Amazon.com Review
Susan Straight's third novel begins with remembered violence, as 76-year-old Hosea Thompson awakes from a dream of the Oklahoma riots in which whites destroyed black Tulsa, and his father was killed. But now, in the present, violence still stalks Hosea. Two white women are burned in a car on his property in Rio Seco, Calif., and the police accuse Hosea and his sons. Straight tells the story of the Thompson family's fight to prove their innocence and hold onto their land in taut, compelling prose that is absolutely faithful to the black experience.
From Publishers Weekly
Straight's third novel is a continuation of her impassioned chronicling of the tough, embattled, hardscrabble life faced by many black Americans. As with Darker than a Thousand Midnights and I Been in Sorrow's Kitchen and Licked Out All the Pots, the principal setting is Rio Seco, a fictional California city outside of L.A. The "gettin place" of the title is a parcel of land along an old canal where the extended Thompson clan has its adobe homes and the family businesses-a garage and towing yard, a rib joint and a small olive orchard.

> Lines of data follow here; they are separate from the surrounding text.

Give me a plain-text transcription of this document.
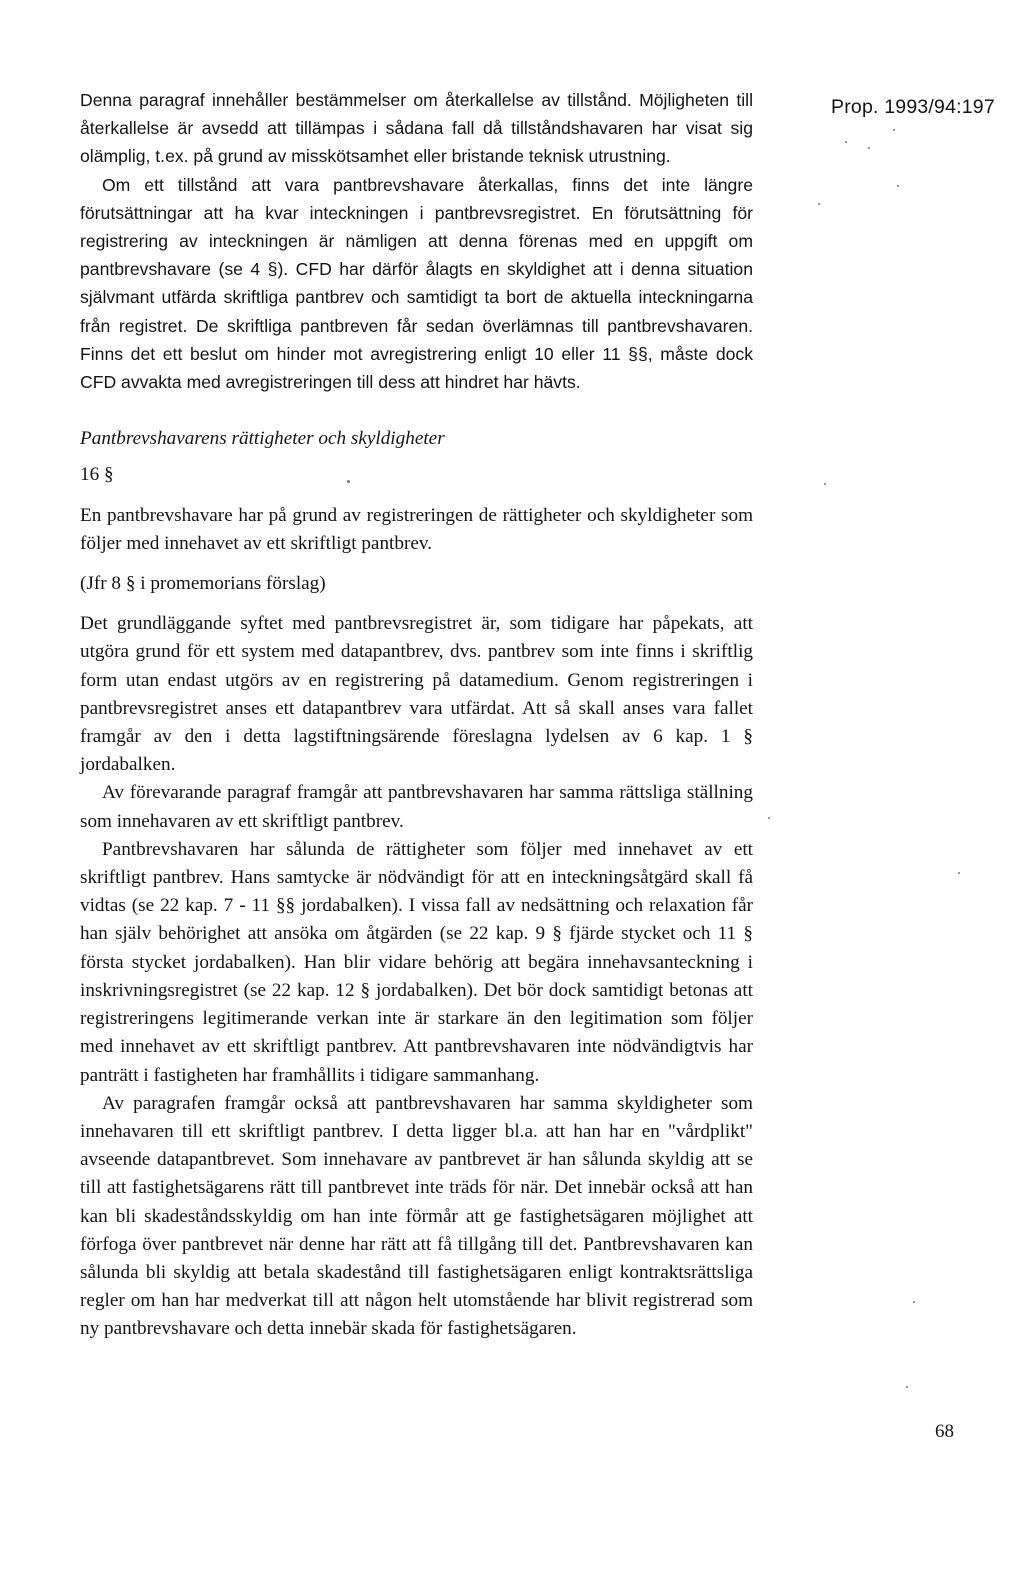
Prop. 1993/94:197

Denna paragraf innehåller bestämmelser om återkallelse av tillstånd. Möjligheten till återkallelse är avsedd att tillämpas i sådana fall då tillståndshavaren har visat sig olämplig, t.ex. på grund av misskötsamhet eller bristande teknisk utrustning.

Om ett tillstånd att vara pantbrevshavare återkallas, finns det inte längre förutsättningar att ha kvar inteckningen i pantbrevsregistret. En förutsättning för registrering av inteckningen är nämligen att denna förenas med en uppgift om pantbrevshavare (se 4 §). CFD har därför ålagts en skyldighet att i denna situation självmant utfärda skriftliga pantbrev och samtidigt ta bort de aktuella inteckningarna från registret. De skriftliga pantbreven får sedan överlämnas till pantbrevshavaren. Finns det ett beslut om hinder mot avregistrering enligt 10 eller 11 §§, måste dock CFD avvakta med avregistreringen till dess att hindret har hävts.

Pantbrevshavarens rättigheter och skyldigheter

16 §

En pantbrevshavare har på grund av registreringen de rättigheter och skyldigheter som följer med innehavet av ett skriftligt pantbrev.

(Jfr 8 § i promemorians förslag)

Det grundläggande syftet med pantbrevsregistret är, som tidigare har påpekats, att utgöra grund för ett system med datapantbrev, dvs. pantbrev som inte finns i skriftlig form utan endast utgörs av en registrering på datamedium. Genom registreringen i pantbrevsregistret anses ett datapantbrev vara utfärdat. Att så skall anses vara fallet framgår av den i detta lagstiftningsärende föreslagna lydelsen av 6 kap. 1 § jordabalken.

Av förevarande paragraf framgår att pantbrevshavaren har samma rättsliga ställning som innehavaren av ett skriftligt pantbrev.

Pantbrevshavaren har sålunda de rättigheter som följer med innehavet av ett skriftligt pantbrev. Hans samtycke är nödvändigt för att en inteckningsåtgärd skall få vidtas (se 22 kap. 7 - 11 §§ jordabalken). I vissa fall av nedsättning och relaxation får han själv behörighet att ansöka om åtgärden (se 22 kap. 9 § fjärde stycket och 11 § första stycket jordabalken). Han blir vidare behörig att begära innehavsanteckning i inskrivningsregistret (se 22 kap. 12 § jordabalken). Det bör dock samtidigt betonas att registreringens legitimerande verkan inte är starkare än den legitimation som följer med innehavet av ett skriftligt pantbrev. Att pantbrevshavaren inte nödvändigtvis har panträtt i fastigheten har framhållits i tidigare sammanhang.

Av paragrafen framgår också att pantbrevshavaren har samma skyldigheter som innehavaren till ett skriftligt pantbrev. I detta ligger bl.a. att han har en "vårdplikt" avseende datapantbrevet. Som innehavare av pantbrevet är han sålunda skyldig att se till att fastighetsägarens rätt till pantbrevet inte träds för när. Det innebär också att han kan bli skadeståndsskyldig om han inte förmår att ge fastighetsägaren möjlighet att förfoga över pantbrevet när denne har rätt att få tillgång till det. Pantbrevshavaren kan sålunda bli skyldig att betala skadestånd till fastighetsägaren enligt kontraktsrättsliga regler om han har medverkat till att någon helt utomstående har blivit registrerad som ny pantbrevshavare och detta innebär skada för fastighetsägaren.

68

When the bodies of two white women are found burned in a dilapidated car in the lot, and when the body of a man dressed in drag is discovered nearby, the Thompsons become the focus of law enforcement attentions while the video of the Rodney King beating plays incessantly on TV. Marcus Thompson, the youngest of eight boys of Hosea and Alma Thompson, has apparently escaped the clutches of Rio Seco life: he teaches history, works out in a fitness club, prefers sushi to chitlins and counts many "sherberts" (white yuppies) among his friends. But Marcus is drawn by his family loyalties into an armed defense against the powers that be-not only cops but also politicians and land developers. As usual, Straight paints a remarkably detailed picture of the moral, economic and historical web in which black families can be caught, and the way in which fear and honor contend in men's souls. Although The Gettin Place does suffer from a surplus of characters and plot twists as Straight attempts to reveal a land-grab conspiracy, her imagined Rio Seco is surely among the richest soils worked by an American novelist today. Author tour.